Hay un mensaje sencillo que se repite una y otra vez en toda la Biblia: Dios se goza más por nuestros esfuerzos en conocerle, que por cualquier otra cosa que pudiéramos ofrecerle. Dios nos creó con un profundo deseo de que le conozcamos; por tanto, no debiera ser difícil entender que buscarle expresa nuestro amor mucho mejor que las palabras.
Comenzamos a aprovechar nuestro gran privilegio de conocer personalmente a Dios cuando recibimos su regalo de vida nueva en Cristo. A partir de ese momento somos llenos de su Espíritu Santo. El Señor Jesús, nuestro mediador, salvó la brecha de pecado que separaba a Dios y al hombre. Por su muerte en la cruz, hizo posible que, a pesar de lo pecadores que éramos, nos convirtiéramos en hijos de Jehová de los ejércitos, cuya santidad abrumó a Isaías (Is 6.1-7). Es imposible conocer verdaderamente a Dios, sin conocer primero a Jesús.

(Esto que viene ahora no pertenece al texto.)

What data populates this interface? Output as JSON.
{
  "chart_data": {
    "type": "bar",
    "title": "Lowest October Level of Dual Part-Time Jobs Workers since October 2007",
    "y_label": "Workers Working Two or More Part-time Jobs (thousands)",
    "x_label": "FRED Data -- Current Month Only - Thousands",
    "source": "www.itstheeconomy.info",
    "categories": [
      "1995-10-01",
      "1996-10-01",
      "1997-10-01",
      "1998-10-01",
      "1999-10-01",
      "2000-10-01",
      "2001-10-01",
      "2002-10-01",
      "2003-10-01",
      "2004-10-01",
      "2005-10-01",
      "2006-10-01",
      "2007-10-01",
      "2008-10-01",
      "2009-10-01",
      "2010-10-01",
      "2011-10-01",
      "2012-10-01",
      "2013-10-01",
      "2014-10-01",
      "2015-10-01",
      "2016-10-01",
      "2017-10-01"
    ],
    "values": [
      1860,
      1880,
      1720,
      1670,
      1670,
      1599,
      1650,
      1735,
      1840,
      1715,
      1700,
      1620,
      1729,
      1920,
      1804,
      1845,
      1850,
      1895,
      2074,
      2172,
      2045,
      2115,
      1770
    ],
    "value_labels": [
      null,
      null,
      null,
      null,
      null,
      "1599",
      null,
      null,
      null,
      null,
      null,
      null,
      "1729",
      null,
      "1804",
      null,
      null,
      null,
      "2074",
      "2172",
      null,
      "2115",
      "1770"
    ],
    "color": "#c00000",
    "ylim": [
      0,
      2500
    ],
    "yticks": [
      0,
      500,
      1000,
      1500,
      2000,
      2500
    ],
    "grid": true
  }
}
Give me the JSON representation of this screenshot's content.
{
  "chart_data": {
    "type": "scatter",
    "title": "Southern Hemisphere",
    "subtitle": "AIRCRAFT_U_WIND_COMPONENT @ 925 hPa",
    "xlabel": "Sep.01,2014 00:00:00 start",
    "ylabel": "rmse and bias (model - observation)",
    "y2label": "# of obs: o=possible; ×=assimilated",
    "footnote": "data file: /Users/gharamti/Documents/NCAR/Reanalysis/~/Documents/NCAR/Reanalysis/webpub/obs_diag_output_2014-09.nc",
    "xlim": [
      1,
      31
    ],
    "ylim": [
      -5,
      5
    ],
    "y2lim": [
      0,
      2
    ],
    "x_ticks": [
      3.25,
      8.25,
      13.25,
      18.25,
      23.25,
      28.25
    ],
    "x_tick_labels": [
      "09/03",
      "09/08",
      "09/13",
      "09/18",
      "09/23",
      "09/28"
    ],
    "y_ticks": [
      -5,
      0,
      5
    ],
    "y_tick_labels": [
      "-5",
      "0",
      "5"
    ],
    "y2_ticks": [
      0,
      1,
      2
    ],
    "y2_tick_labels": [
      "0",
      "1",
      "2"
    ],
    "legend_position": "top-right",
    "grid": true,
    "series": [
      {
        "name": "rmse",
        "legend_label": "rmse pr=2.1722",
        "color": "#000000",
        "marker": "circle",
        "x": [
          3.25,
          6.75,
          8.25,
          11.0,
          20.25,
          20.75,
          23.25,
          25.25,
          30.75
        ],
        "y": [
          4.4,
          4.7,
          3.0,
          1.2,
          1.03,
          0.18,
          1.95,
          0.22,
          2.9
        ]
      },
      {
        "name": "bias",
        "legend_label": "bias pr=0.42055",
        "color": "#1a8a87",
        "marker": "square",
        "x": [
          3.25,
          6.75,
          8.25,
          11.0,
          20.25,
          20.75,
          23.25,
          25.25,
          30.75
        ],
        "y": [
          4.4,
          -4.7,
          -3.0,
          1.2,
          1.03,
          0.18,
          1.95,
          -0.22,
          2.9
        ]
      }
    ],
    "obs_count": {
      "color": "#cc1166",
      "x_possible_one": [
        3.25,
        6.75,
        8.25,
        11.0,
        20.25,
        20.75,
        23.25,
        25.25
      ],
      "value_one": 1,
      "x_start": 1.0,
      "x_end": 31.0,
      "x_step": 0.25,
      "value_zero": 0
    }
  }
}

Si nos centramos exclusivamente en nuestras preocupaciones, aprenderemos muy poco acerca del Señor. Para hacer nuestro el privilegio que Cristo nos ha dado —el de conocer al Padre— tenemos que estar interesados en lo que le interesa a Él. Al observar con atención su manera de hacer las cosas, podemos llegar a entender lo que considera importante. Sabemos que a Dios le importan los que andan en oscuridad, los que no tienen a nadie que les ayude, los enfermos, los que sufren y los que mueren. Para aprovechar al máximo el privilegio de conocer al Señor más profundamente, debemos llevar su amor al mundo, e involucrarnos cada día en lo que está haciendo a nuestro alrededor.